Ryan was shocked that her anecdote generated controversy – she got on with the guy! She also wanted to go home early. But it revealed something larger: a strategic rigidity around sex, a sense that the price of the #MeToo movement was demonstrative modesty. “I’ve always found this notable, in arguments about sex, permission and manipulation, the people who fail to grasp the complexity of it. Therefore if this is abuse, why isn’t that abuse?” She brings up the comparison of certain remarks to lyrics in popular music. “Certain people said: ‘Well, how’s that dissimilar?’ I thought: ‘How is it similar?’”

She would not have relocated to London in 2008 had it not been for her then boyfriend. “Everyone said: ‘Don’t go to London, they have rats there.’ And I disliked it, because I was immediately broke.”

‘I felt confident I had material’

She got a job in sales, was told she had an autoimmune condition, which can sometimes make it challenging to get pregnant, and at 23, made the decision to try to have a baby. “When you’re first diagnosed something – I was quite unwell at the time – you go to the darkest possibility. My logic with my boyfriend was, we’ve had so many issues, if we are still together by now, we never will. Now I see how extended life is, and how many things can alter. But at 23, I didn't realize.” She managed to get pregnant and had Violet.

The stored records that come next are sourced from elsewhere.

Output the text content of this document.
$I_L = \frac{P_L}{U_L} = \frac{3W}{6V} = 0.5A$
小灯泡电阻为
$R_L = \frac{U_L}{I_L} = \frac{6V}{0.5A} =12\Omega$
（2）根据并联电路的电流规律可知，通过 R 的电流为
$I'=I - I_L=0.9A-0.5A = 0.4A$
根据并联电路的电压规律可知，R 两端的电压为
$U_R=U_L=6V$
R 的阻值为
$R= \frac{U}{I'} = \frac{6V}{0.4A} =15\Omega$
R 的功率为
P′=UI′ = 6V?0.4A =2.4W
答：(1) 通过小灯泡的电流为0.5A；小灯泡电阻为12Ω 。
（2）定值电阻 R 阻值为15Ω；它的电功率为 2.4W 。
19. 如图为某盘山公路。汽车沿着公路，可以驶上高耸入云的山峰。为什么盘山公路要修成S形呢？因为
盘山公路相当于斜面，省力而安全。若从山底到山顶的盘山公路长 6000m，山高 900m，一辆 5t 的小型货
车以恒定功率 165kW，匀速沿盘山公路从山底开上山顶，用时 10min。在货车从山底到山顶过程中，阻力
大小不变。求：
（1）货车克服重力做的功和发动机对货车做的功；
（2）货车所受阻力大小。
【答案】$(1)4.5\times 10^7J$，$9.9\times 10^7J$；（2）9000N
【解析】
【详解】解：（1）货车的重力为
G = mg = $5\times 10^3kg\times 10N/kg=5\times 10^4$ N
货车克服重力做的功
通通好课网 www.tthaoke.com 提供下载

The subsequent chapter sounds as nerve-wracking as a classic comedy film. While on maternity leave, she would look after Violet in the day and try to enter comedy in the evening, bringing her daughter with her. She felt from her sales job that she had no problem persuading others, and she had confidence in her quickfire wit from her time at Hooters; more than that, she says plainly, “I knew I had comedy.” The whole scene was shot through with bias – she won a major comedy award in 2008, just over a year after she’d started performing, a prize that was conceived in the context of a persistent debate about whether women could be funny

Catherine Martinez
Catherine Martinez

Elara is a literary critic and cultural analyst with a passion for uncovering hidden narratives in modern writing.